I know there are various ways ABA can be done, and there was a time it was the only therapy I wanted (mostly because I was told it was the gold standard), but I just don't see it working for the kid K is now. There are parts of my child that ABA would want to change, and I am really in a place of wanting K to be herself. To embrace who she is, and not think she needs to be a different person in order to be a worthwhile human being. Passing is not my goal for K. Mitigating anxiety, helping her achieve the things she wants to achieve, those are my goals. Making sure she stays seated for dinner, doesn't jump up and down when excited, or sits in a class of 30 kids without issue, are not. My hope is that she can surround herself with people who completely accept her, who will love her, quirks and all.
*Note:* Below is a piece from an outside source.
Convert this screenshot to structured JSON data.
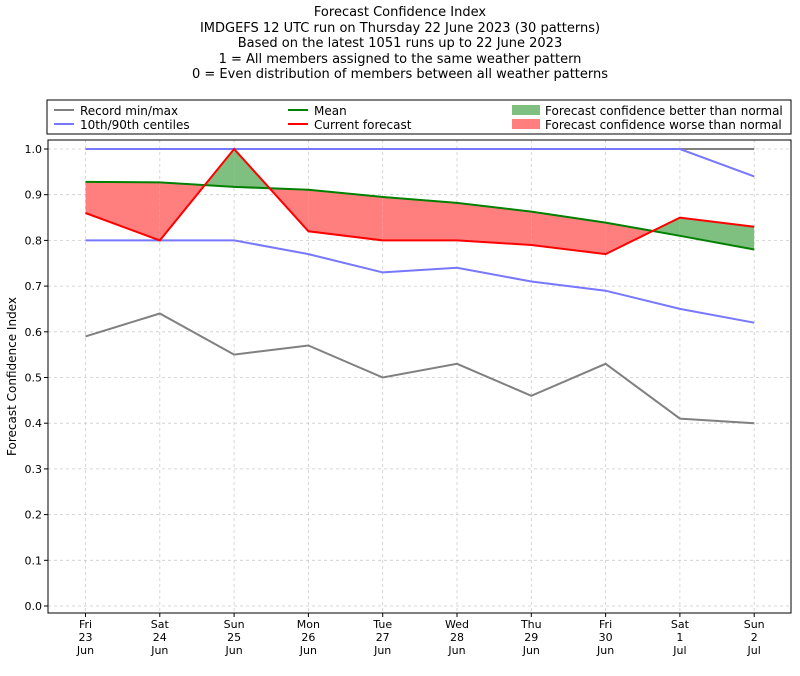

I am sure that sounds naive, but not more naive than saying I hope one day K is a different person, who doesn't look autistic.

Unfortunately, because ABA is the gold standard, that's what most schools use. Changing behaviors is a big part of therapy when you have an autistic kid. But, what happens when you don't want to change behaviors? When you realize trying to change who your kid is, only makes things worse? I'm not talking about letting aggressive behaviors go (although I do believe behavior=communication, and there is always a reason for aggressive behaviors. I know with K there certainly was, and finding out the reasons behind them=buy buy aggression.) I'm not talking about letting my kid get away with whatever she wants, because she's autistic. I still teach my kids the same I would any child, but I am not looking to change who they are at their core, and, unfortunately, that's the experience we have had thus far with ABA, and related social teachings.
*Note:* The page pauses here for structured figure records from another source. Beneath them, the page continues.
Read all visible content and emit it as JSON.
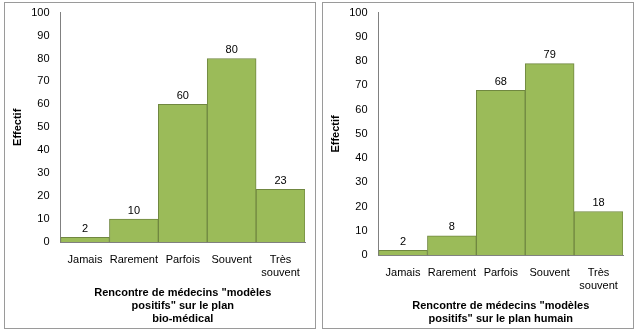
{
  "chart_data": [
    {
      "type": "bar",
      "x_label": "Rencontre de médecins \"modèles positifs\" sur le plan bio-médical",
      "y_label": "Effectif",
      "categories": [
        "Jamais",
        "Rarement",
        "Parfois",
        "Souvent",
        "Très souvent"
      ],
      "values": [
        2,
        10,
        60,
        80,
        23
      ],
      "color": "#9bbb59",
      "ylim": [
        0,
        100
      ],
      "yticks": [
        0,
        10,
        20,
        30,
        40,
        50,
        60,
        70,
        80,
        90,
        100
      ],
      "grid": false,
      "data_labels": true
    },
    {
      "type": "bar",
      "x_label": "Rencontre de médecins \"modèles positifs\" sur le plan humain",
      "y_label": "Effectif",
      "categories": [
        "Jamais",
        "Rarement",
        "Parfois",
        "Souvent",
        "Très souvent"
      ],
      "values": [
        2,
        8,
        68,
        79,
        18
      ],
      "color": "#9bbb59",
      "ylim": [
        0,
        100
      ],
      "yticks": [
        0,
        10,
        20,
        30,
        40,
        50,
        60,
        70,
        80,
        90,
        100
      ],
      "grid": false,
      "data_labels": true
    }
  ]
}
Some have suggested I just homeschool, which, sure, is a great idea, except I know my limits, and there is a reason I changed my major from Education after just one semester. I don't have the patience. I don't have the degree. I don't think I would do K justice being her teacher. If at all possible, I'd love for her to be at school, with peers, and with people qualified to teach her. Homeschooling is a last resort to me, and we aren't quite there yet.
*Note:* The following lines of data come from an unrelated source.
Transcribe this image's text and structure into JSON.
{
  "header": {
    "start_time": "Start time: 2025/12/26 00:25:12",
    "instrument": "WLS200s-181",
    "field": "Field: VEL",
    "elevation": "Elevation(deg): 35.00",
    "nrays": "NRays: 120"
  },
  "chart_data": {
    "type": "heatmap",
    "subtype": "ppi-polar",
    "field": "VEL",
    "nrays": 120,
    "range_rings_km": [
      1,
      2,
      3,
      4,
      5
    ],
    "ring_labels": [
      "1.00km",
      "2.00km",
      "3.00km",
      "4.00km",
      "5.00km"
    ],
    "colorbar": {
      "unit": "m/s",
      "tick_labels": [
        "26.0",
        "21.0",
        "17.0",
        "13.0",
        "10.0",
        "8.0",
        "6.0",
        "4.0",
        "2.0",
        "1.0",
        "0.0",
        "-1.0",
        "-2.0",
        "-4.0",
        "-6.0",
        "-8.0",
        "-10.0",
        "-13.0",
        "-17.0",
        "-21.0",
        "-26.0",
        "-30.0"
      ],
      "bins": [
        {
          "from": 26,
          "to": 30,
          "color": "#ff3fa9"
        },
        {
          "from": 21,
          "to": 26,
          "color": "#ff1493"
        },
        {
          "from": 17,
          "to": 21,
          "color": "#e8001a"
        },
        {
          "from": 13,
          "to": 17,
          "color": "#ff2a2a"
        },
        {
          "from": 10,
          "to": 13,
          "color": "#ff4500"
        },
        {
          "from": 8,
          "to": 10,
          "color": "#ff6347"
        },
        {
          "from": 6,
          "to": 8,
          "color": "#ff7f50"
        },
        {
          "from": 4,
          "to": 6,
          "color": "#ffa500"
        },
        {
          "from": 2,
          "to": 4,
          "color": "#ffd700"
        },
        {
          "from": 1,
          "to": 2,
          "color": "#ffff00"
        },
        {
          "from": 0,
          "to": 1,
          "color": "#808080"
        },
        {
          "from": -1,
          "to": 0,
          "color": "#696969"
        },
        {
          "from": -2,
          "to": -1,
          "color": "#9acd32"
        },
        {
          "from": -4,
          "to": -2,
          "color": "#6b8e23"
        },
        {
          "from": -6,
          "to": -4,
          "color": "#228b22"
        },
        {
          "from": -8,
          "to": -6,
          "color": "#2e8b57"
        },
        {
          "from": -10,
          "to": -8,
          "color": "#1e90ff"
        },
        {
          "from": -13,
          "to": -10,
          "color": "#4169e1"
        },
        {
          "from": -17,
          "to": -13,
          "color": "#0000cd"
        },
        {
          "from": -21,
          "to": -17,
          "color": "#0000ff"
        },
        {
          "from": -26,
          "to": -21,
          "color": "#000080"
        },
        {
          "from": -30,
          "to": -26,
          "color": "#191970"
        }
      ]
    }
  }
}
But, on the flipside, I am realistic that the program we want for K very well doesn't exist. Getting away from the goal of wanting our kids to "pass" is a fairly new idea, and the majority of people still see autism as something to be fixed.

So, here we are, going forward with new evaluations which, in the end, will probably suggest programming we don't want for our child. We'll move forward with the testing because we need it to keep K outplaced anywhere, but I would be lying if I said I wasn't nervous the district will use it to try and force programming we just don't want.

I'm not saying ABA is inherently evil, or that there are kids who don't benefit, but I really believe it won't help K at this point in her life. If only there were more schools that looked past ABA, as well.